Lummis told Fox Business negotiators expect final language around the July 4 recess. Floor path hinges on Thune's schedule, ethics dispute resolution, and Dimon's objections. Polymarket 2026 passage odds fell to 48%.
Senator Cynthia Lummis gave the most public deadline yet for crypto market structure legislation. She told Fox Business on June 24 that negotiators expect final compromise language around the July 4 recess and then plan to “move in July.” The bill cleared the Senate Banking Committee in May on a 15-9 vote. Floor time has not been announced by Majority Leader John Thune. A final Senate package has not been published. The ethics dispute that derailed a key negotiating meeting on June 9 is still unresolved.
The Senate enters a state work period from June 29 to July 10, then another from Aug. 10 through Sept. 11. That leaves a mid-to-late July window of roughly four weeks. Stifel’s chief Washington policy strategist Brian Gardner wrote that CLARITY probably needs to clear the Senate by the end of July. Failure before the August recess would materially deteriorate the bill’s prospects, he said. Galaxy Research put 2026 passage odds at roughly 50-50, treating the August recess as the last realistic legislative gate. Polymarket traders have priced 2026 passage near 48%, down from 74% a month ago.
Lummis has framed the stakes in generational terms. She warned that missing this window would delay meaningful market structure legislation until 2030, after midterms reshape the chamber. That warning doubles as a recruitment pitch to Thune: allocate July floor time or explain to the crypto industry why the bill that passed the House 294-134 in July 2025 died on the Senate calendar.
The June 9 ethics meeting among senators, including Democrats Ruben Gallego of Arizona and Angela Alsobrooks of Maryland, alongside White House Crypto Council Executive Director Patrick Witt, broke down without agreement. Republicans and the White House withdrew a provision that would have authorized state attorneys general to sue the Justice Department over failures to enforce ethics rules tied to President Donald Trump’s crypto business interests. Gallego and Alsobrooks joined all 13 Republicans to advance the bill in committee, both stating their votes reflected conditional support. Floor backing is contingent on resolving issues that have stayed open since May.
Democrats have also raised AML provisions and the question of whether crypto companies should face bank-equivalent capital and consumer protection obligations if they offer deposit-like products. Lummis disclosed that the bill carries $150 million in dedicated funding to combat illicit crypto activity, a provision designed to answer the AML objection directly.
JPMorgan CEO Jamie Dimon argued in a Fox Business interview that CLARITY could allow crypto companies to offer rewards resembling interest-bearing deposits without bank-equivalent regulation. He said the bill inadequately addressed AML and Bank Secrecy Act requirements. Lummis rejected both claims on the same network. She said Dimon is “mistaken” and should read the bill over the July 4 recess. She pointed to revised Section 301, which allows rewards programs but bars benefits tied directly to account balances in a way that replicates traditional bank interest.

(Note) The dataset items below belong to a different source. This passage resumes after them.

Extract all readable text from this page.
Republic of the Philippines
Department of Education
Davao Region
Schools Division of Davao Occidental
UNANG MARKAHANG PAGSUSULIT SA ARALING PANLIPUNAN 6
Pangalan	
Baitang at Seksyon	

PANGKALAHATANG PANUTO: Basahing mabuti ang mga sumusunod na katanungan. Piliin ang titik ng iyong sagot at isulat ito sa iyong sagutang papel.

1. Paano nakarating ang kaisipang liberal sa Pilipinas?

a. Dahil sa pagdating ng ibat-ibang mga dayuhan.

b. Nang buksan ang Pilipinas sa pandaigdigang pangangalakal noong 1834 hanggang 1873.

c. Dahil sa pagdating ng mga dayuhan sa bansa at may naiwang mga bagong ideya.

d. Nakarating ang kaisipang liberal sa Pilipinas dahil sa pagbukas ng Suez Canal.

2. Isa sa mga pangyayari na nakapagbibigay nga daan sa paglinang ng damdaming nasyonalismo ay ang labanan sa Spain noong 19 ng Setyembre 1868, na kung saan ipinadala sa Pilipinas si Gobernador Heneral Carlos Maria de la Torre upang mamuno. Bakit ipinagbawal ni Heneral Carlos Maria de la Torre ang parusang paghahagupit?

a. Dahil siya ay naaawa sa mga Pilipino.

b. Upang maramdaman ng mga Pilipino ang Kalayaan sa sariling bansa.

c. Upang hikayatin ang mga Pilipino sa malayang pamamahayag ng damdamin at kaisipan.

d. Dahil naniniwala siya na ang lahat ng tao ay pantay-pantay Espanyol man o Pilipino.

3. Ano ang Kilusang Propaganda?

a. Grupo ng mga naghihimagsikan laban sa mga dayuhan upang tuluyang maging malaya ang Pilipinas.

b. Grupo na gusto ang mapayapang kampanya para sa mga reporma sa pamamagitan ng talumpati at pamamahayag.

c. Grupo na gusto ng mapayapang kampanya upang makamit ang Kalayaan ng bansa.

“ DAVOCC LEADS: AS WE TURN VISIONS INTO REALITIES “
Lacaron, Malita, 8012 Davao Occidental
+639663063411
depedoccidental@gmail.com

Banking sector opposition gives wavering Democrats a respectable reason to hold back. Lummis is answering JPMorgan’s specific objections before senators go home, making it harder for a Democrat to cite Dimon as grounds for withholding a floor vote.
The Blockchain Association released a letter signed by 160 former national security, intelligence, and law enforcement professionals, urging Thune and Senate Democratic Leader Chuck Schumer to advance the bill. That adds a national-security frame aimed at the same audience, shrinking the political space for opposition before the recess window closes.
If Thune schedules July floor time and the ethics language finds a formulation that keeps Gallego and Alsobrooks on board, CLARITY moves to a cloture vote that tests whether five more Democrats are genuinely in range. A clean floor path through July would require Agriculture Committee reconciliation and House action on any Senate changes before a presidential signature. Exchanges, token issuers, and asset managers awaiting SEC/CFTC jurisdictional clarity would receive a defined regulatory path by year-end.
If the ethics provision stays unresolved, Thune withholds floor time, or Democratic caveats harden through July, the bill slides into September with a fall calendar running toward November midterms. Legislation becomes harder to schedule as elections approach. The coalition that produced a 294-134 House vote and a 15-9 Senate committee vote would face a reconstituted Congress of unknown composition in 2027.
Lummis said “moving in July” on national television because the political cost of inaction lands hardest on Thune, on Democrats, and on the banking lobby simultaneously.